Key decisions
- Lloyd v R [2022] NSWCCA 18
- Black v R [2022] NSWCCA 17
Lloyd v R [2022] NSWCCA 18
Sentencing – expert reports without giving evidence – Qutami – lawyerly arrogance
Most criminal law practitioners will be familiar with the authorities urging sentencing courts to exercise caution before giving any weight to untested statements made by offenders to experts. Here, the Court of Criminal Appeal (‘CCA’) observed there is no ‘principle’ that such statements are automatically deserving of less weight, and the expert opinions which rely on those statements should not lightly be swept aside (at least, not in the absence of requiring the expert for cross-examination).
The applicant was sentenced for entering a dwelling house with intent to commit a serious indictable offence (assault occasioning actual bodily harm), in circumstances of special aggravation (wounding with intent), along with some offences taken into account on a Form 1. He entered the victim’s home brandishing a box-cutter, in the presence of four or five other men; he apparently believed the victim to be a sex predator. The applicant was sentenced to 8 years, with a non-parole period of 5 years.
The evidence on which the applicant was sentenced included a psychological report.

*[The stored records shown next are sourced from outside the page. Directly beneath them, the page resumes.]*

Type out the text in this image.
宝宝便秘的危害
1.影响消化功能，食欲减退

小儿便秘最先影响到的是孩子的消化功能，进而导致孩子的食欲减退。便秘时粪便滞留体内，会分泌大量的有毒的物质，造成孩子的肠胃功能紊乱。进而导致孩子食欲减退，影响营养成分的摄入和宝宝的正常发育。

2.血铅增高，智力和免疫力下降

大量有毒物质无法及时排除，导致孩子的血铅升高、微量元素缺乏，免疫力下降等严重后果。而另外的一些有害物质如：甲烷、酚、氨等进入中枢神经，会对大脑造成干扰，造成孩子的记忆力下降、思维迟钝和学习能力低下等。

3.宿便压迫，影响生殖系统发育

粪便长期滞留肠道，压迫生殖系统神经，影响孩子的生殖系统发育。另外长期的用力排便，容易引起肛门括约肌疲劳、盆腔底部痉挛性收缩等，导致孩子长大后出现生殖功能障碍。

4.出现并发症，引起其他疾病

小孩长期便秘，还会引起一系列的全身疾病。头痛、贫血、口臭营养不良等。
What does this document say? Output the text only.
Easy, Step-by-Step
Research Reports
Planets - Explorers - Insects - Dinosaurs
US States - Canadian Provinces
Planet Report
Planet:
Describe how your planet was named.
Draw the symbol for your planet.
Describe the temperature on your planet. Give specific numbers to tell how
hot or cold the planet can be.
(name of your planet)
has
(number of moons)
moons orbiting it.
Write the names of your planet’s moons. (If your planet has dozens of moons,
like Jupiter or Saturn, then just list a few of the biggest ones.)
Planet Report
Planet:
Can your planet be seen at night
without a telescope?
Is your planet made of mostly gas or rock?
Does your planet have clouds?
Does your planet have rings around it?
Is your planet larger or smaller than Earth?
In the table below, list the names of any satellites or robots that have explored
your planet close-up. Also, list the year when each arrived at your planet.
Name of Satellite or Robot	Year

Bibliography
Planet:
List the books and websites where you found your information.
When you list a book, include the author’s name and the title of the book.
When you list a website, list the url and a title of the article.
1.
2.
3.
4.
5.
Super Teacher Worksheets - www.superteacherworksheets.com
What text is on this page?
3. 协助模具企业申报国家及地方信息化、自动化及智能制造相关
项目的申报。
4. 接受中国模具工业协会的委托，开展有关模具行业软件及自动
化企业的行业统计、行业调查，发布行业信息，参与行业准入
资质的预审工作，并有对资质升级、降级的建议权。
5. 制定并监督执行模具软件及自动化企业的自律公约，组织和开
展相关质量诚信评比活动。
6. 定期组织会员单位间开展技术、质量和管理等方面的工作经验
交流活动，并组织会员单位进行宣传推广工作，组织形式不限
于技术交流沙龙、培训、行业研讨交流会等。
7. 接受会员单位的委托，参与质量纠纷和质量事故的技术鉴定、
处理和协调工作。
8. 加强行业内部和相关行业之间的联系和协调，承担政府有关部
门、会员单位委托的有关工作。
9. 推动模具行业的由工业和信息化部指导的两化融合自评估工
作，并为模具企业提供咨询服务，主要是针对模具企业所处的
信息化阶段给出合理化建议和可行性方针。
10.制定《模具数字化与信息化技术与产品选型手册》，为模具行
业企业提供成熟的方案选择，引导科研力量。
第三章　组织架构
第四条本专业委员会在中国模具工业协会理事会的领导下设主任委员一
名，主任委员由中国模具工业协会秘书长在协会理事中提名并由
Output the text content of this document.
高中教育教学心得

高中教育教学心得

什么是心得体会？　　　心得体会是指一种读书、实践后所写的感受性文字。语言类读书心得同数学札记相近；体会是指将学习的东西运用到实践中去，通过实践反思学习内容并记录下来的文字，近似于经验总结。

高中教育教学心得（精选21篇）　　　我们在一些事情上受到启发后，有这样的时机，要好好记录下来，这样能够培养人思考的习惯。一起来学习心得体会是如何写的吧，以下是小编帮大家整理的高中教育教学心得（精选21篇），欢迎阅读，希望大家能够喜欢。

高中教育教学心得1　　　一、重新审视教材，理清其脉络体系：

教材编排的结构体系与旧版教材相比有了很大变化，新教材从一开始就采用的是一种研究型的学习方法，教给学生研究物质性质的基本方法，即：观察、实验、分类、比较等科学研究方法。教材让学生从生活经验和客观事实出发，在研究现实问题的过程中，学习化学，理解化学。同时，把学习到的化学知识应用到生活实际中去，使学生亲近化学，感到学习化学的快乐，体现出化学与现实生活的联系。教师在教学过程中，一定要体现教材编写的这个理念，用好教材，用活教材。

The report was tendered without the applicant giving evidence. That report was relied upon, in part, to invoke the principles in Bugmy v The Queen (2013) 249 CLR 571 (‘Bugmy’). Bugmy provides, very broadly, that a disadvantaged upbringing must be given full weight each time the offender is sentenced, and an offender’s moral culpability may be reduced by reason of that dysfunctional childhood. In the applicant’s case, the report disclosed his upbringing included being surrounded by alcohol abuse, violence, sexual abuse, and abandonment by his mother in his early teens. The applicant specifically relied upon the report to identify a causal connection between the applicant’s upbringing and his offending.